J'ai pris hier un tuk tuk electrique à Chiang Mai afin d'essayer ce nouveau véhicule... Très agréable : totalement silencieux et rapide !... Et puis, pas de pollution !


Les GrabTukTuk électriques arrivent à Chiang Mai

L’application Grab permettra aux utilisateurs de se déplacer en tuk tuk électrique, à Chiang Mai, capitale du nord de la Thaïlande et deuxième ville du pays.

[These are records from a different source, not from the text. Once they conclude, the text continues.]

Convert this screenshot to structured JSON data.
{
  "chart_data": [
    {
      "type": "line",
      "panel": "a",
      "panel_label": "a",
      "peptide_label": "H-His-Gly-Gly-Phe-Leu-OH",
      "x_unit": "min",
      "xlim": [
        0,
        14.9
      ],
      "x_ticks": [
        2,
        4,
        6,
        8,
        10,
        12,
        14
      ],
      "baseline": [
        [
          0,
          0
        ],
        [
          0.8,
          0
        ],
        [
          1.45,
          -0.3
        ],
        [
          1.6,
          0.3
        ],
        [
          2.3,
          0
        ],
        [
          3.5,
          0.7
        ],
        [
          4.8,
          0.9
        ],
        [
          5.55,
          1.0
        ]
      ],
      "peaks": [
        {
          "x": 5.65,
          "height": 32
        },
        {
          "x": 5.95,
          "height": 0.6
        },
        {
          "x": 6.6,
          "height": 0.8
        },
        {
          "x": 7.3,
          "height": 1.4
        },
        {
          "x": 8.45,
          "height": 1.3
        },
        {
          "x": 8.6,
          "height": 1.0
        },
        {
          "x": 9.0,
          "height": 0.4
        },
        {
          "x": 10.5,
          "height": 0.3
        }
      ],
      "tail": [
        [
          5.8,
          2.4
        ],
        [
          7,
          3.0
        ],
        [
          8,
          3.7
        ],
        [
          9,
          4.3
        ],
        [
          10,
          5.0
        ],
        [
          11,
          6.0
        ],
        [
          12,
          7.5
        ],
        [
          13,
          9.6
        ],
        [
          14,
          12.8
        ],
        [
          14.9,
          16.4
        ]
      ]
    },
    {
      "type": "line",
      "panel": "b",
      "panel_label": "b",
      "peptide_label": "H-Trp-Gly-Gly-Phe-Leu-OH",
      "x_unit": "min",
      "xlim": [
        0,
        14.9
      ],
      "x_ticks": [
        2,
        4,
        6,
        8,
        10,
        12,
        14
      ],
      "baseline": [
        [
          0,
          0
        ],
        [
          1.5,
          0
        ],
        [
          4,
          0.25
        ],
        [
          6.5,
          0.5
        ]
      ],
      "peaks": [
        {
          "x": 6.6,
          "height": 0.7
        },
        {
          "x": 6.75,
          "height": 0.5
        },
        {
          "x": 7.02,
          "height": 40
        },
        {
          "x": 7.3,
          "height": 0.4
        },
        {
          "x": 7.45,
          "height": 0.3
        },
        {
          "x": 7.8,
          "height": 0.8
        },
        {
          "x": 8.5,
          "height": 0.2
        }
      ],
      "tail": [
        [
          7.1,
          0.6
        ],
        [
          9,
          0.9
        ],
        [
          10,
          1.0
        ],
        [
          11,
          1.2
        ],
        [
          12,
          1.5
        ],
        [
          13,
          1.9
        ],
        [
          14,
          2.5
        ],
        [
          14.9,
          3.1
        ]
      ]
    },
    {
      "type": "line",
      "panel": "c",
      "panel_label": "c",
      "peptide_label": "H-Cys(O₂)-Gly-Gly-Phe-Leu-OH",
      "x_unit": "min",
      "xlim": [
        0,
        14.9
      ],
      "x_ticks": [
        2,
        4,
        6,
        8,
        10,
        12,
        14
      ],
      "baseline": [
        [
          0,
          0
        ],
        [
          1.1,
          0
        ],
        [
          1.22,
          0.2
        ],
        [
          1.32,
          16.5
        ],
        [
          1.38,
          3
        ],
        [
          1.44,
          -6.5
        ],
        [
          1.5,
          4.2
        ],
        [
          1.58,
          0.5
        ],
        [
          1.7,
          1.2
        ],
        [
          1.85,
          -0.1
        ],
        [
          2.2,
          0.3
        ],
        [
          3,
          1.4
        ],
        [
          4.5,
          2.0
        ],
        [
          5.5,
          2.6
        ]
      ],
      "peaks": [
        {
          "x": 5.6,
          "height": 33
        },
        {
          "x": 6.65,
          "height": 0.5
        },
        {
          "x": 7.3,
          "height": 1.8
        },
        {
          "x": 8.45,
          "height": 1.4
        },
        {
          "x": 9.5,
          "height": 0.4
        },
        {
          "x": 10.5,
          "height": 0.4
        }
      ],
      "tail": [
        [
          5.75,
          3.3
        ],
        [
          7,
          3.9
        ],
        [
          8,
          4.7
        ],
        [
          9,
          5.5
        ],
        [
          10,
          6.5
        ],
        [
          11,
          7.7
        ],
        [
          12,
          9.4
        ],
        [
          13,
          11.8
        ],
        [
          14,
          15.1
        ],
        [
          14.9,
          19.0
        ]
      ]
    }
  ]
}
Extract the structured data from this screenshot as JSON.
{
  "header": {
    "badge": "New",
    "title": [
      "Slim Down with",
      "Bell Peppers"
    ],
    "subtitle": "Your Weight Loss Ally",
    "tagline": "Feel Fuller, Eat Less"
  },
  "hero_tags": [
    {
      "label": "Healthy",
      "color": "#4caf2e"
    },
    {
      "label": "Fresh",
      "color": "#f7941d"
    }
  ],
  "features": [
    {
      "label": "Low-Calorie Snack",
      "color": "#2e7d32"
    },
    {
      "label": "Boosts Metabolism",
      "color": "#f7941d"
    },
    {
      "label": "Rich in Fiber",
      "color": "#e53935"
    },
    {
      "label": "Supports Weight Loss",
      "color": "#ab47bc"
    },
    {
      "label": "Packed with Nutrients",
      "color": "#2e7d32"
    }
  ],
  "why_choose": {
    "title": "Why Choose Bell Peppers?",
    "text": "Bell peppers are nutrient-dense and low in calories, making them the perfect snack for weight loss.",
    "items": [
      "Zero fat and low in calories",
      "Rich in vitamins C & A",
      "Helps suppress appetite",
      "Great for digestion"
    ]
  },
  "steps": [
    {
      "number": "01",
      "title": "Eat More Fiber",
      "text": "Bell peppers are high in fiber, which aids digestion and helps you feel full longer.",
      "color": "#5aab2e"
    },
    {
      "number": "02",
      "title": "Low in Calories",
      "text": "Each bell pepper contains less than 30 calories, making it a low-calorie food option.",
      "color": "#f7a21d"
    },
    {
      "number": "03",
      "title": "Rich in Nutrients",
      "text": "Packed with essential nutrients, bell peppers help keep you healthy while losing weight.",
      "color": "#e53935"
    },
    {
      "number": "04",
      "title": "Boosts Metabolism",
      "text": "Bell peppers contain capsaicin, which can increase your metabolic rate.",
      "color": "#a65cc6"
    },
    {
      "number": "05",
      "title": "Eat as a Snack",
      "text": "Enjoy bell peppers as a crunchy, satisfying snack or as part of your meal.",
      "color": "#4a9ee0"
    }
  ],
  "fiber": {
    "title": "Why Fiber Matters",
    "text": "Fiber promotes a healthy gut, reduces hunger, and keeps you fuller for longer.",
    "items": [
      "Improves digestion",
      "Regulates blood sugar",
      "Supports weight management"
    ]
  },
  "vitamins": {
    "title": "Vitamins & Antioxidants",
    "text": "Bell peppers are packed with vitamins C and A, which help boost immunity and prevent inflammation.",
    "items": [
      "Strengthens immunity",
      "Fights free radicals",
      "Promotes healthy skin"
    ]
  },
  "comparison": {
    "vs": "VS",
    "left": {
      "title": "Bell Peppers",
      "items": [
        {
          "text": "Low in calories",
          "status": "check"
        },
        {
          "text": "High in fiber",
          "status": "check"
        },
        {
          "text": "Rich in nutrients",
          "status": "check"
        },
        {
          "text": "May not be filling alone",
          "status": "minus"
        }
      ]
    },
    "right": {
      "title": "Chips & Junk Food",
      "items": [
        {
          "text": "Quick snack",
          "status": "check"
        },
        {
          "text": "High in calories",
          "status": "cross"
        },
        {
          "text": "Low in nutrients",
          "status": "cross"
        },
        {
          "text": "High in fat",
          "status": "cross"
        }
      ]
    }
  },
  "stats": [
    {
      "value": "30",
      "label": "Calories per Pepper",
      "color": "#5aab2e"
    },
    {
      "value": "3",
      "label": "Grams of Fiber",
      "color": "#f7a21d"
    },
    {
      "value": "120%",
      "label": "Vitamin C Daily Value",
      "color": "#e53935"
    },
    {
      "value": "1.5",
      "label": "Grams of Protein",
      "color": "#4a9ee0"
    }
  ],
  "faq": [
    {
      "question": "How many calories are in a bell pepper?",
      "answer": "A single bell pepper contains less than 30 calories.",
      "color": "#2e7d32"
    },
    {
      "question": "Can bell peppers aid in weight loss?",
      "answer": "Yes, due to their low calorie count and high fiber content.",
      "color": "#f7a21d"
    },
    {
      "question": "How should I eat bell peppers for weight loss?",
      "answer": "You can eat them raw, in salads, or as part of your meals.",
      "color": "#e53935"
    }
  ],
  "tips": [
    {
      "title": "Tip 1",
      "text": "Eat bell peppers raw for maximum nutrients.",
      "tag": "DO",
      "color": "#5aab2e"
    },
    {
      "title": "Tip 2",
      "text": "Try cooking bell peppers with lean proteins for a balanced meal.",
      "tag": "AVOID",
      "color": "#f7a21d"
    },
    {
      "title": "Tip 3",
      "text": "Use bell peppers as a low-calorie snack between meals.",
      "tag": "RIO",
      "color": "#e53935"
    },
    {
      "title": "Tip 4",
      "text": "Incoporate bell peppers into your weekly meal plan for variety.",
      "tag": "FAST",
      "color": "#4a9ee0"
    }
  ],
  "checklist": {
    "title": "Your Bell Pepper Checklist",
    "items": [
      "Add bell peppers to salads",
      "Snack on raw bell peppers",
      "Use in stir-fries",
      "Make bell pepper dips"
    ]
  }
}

En partenariat avec le gouvernement thaïlandais et des organisations du secteur privé, l’application Grab a signé un protocole d’accord pour la création d’un réseau de mobilité intelligente à Chiang Mai.

Les co-signataires souhaitent proposer aux Thaïlandais des solutions de mobilité plus écologiques, sûres et efficaces.

Le partenariat public-privé vise à réduire de 35% l’utilisation de véhicules privés à Chiang Mai d’ici cinq ans, tout en améliorant la qualité de l’air et la circulation routière.


Favoriser une mobilité à moindre coût

L’application Grab permettra aux utilisateurs de se déplacer en tuk tuk électrique, à Chiang Mai, capitale du nord de la Thaïlande et deuxième ville du pays.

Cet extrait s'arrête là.